Thinking Without a Crutch
Elena had never been good at memorization.
Her classmates could recite Maxwell’s equations, recall Schrödinger’s equation, and summon tensor transformations effortlessly. She couldn’t. No matter how many flashcards she made, formulas slipped away.
So she stopped trying. Instead, she learned to reconstruct everything from scratch—starting with first principles: symmetry, conservation laws, variational principles. It was slower, but it worked.

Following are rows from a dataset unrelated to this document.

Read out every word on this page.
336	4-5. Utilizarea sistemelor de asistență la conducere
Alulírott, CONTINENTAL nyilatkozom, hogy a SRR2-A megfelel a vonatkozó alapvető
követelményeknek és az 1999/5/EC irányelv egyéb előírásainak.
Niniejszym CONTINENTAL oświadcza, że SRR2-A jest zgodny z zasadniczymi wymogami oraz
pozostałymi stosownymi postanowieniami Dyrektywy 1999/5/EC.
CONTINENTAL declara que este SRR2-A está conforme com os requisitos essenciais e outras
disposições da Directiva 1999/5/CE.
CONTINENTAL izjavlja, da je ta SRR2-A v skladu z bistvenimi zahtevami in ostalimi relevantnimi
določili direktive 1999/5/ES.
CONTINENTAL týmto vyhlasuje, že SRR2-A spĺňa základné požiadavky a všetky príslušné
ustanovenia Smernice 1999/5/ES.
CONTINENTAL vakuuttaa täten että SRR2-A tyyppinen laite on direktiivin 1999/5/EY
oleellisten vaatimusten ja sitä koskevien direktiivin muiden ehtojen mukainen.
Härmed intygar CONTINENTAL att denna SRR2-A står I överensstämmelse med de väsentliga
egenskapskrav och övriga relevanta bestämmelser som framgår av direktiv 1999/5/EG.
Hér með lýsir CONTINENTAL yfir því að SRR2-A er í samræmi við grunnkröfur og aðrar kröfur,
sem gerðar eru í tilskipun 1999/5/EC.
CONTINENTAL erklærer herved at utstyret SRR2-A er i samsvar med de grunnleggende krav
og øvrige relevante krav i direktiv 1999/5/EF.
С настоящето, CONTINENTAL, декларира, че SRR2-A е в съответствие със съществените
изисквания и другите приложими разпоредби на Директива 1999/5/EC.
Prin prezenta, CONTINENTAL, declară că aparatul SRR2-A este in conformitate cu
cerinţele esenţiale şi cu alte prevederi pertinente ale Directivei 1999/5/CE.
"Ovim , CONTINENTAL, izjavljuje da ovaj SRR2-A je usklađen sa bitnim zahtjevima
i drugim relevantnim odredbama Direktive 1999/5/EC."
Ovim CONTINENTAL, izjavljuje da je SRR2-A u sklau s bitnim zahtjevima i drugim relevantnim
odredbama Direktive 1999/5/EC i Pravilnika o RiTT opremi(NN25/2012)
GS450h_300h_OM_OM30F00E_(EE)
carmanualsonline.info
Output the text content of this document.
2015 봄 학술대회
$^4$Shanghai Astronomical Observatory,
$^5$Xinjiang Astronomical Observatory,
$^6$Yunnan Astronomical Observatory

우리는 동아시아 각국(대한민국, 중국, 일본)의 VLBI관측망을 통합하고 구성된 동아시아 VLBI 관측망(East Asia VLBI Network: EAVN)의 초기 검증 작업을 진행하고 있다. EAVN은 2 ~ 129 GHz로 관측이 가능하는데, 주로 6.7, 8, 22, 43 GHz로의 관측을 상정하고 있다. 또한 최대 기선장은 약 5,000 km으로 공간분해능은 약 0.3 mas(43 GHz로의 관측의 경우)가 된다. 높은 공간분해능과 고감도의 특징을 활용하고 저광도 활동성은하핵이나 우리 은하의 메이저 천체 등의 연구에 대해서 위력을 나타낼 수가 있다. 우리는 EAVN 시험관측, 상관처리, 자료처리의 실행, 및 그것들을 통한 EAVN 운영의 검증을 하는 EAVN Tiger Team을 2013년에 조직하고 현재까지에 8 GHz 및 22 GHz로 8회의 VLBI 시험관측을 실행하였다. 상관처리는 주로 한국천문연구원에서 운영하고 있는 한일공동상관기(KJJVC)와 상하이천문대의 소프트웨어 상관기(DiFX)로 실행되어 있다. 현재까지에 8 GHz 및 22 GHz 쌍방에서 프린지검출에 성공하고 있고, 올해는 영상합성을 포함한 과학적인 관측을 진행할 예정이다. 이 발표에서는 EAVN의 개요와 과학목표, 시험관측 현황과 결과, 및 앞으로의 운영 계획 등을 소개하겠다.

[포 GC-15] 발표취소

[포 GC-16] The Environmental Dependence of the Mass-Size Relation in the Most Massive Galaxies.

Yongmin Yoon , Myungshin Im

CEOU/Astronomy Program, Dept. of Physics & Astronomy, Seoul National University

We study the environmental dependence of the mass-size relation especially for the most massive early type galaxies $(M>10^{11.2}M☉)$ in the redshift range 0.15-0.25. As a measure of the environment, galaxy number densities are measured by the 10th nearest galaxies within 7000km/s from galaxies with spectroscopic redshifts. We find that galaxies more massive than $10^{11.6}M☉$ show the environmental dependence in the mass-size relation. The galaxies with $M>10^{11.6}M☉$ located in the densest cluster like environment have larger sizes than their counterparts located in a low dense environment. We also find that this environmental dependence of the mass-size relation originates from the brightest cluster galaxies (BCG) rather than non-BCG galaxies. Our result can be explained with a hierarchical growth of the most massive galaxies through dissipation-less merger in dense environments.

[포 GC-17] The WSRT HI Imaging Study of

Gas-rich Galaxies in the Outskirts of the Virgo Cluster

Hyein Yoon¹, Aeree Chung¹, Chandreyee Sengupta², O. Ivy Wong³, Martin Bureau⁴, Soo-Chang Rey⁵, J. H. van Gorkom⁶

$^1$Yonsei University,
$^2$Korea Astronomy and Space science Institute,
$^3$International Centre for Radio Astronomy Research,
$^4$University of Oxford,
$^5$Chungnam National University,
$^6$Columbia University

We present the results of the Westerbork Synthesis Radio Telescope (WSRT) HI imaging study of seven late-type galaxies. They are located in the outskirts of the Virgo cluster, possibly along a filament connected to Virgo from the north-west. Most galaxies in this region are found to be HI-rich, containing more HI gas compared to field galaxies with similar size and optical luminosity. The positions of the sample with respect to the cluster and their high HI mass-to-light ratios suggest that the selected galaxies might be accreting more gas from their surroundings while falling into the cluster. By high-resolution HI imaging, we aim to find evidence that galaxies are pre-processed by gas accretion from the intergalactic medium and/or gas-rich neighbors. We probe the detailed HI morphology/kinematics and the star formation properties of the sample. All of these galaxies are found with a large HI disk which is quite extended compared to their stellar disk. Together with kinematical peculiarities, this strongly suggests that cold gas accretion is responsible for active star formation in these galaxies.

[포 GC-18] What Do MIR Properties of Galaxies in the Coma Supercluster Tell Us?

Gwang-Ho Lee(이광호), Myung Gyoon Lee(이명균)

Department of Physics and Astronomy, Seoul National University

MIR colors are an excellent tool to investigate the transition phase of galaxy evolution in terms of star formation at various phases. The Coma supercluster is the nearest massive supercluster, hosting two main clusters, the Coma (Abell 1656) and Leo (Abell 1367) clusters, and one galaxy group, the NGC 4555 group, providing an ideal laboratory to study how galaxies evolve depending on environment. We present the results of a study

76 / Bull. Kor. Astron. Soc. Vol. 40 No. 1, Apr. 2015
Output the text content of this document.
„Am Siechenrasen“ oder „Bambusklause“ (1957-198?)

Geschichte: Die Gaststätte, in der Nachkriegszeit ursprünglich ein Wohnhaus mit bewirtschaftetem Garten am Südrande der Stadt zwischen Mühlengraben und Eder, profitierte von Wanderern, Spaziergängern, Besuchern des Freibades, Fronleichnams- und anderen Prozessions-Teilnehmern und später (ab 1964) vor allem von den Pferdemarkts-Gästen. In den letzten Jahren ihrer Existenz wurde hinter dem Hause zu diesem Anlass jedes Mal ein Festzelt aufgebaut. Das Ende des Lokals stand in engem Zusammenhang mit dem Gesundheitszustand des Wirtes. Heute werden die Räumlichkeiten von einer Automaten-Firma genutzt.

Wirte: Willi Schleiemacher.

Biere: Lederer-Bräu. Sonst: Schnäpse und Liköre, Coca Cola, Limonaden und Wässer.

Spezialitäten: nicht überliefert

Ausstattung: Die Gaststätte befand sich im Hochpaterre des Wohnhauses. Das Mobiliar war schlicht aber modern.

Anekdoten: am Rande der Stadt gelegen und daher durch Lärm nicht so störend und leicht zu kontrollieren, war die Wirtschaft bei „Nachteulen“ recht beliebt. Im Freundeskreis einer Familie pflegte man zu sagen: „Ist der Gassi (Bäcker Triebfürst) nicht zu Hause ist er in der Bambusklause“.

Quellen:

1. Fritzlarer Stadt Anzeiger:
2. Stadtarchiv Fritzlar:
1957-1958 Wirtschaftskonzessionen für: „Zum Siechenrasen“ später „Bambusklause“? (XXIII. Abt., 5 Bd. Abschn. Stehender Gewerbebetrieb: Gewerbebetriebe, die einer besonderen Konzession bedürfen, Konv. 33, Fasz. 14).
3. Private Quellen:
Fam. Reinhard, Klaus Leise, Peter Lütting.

One afternoon in the lab, she noticed a first-year student frowning at an equation scrawled on the whiteboard. “It’s from Jackson,” they muttered, flipping through Classical Electrodynamics.
Elena picked up a marker and erased it. “Let’s do it from scratch.” Step by step, she built the equation back up. The student watched, skeptical.
“But isn’t that just… the same thing?”
“Yes,” she said, “but now you don’t have to memorize it.”
Compression vs. Generation
When Elena first encountered large language models (LLMs), she wondered: Are they like me?
They seemed similar—capable of producing entire derivations, fluent in the language of physics. But when she tested them, they failed in a way that revealed their nature. When a key step required inference, they didn’t derive it. They hallucinated.
That’s when she understood: LLMs were lossy compression algorithms. They ingested human knowledge, compressed it, and regurgitated plausible approximations. They weren’t deriving from first principles. They were retrieving patterns.
And most people, she realized, weren’t much different. Memorization itself was a form of lossy compression.
The Future of Thought
Could an LLM ever reason like Elena? Maybe—if augmented with tools for formal logic, symbolic reasoning, or empirical validation. But right now, it wasn’t a physicist. It was a highly efficient, blurry JPEG of human knowledge.
Elena wasn’t worried. If she ever forgot how to do something, she could always derive it again.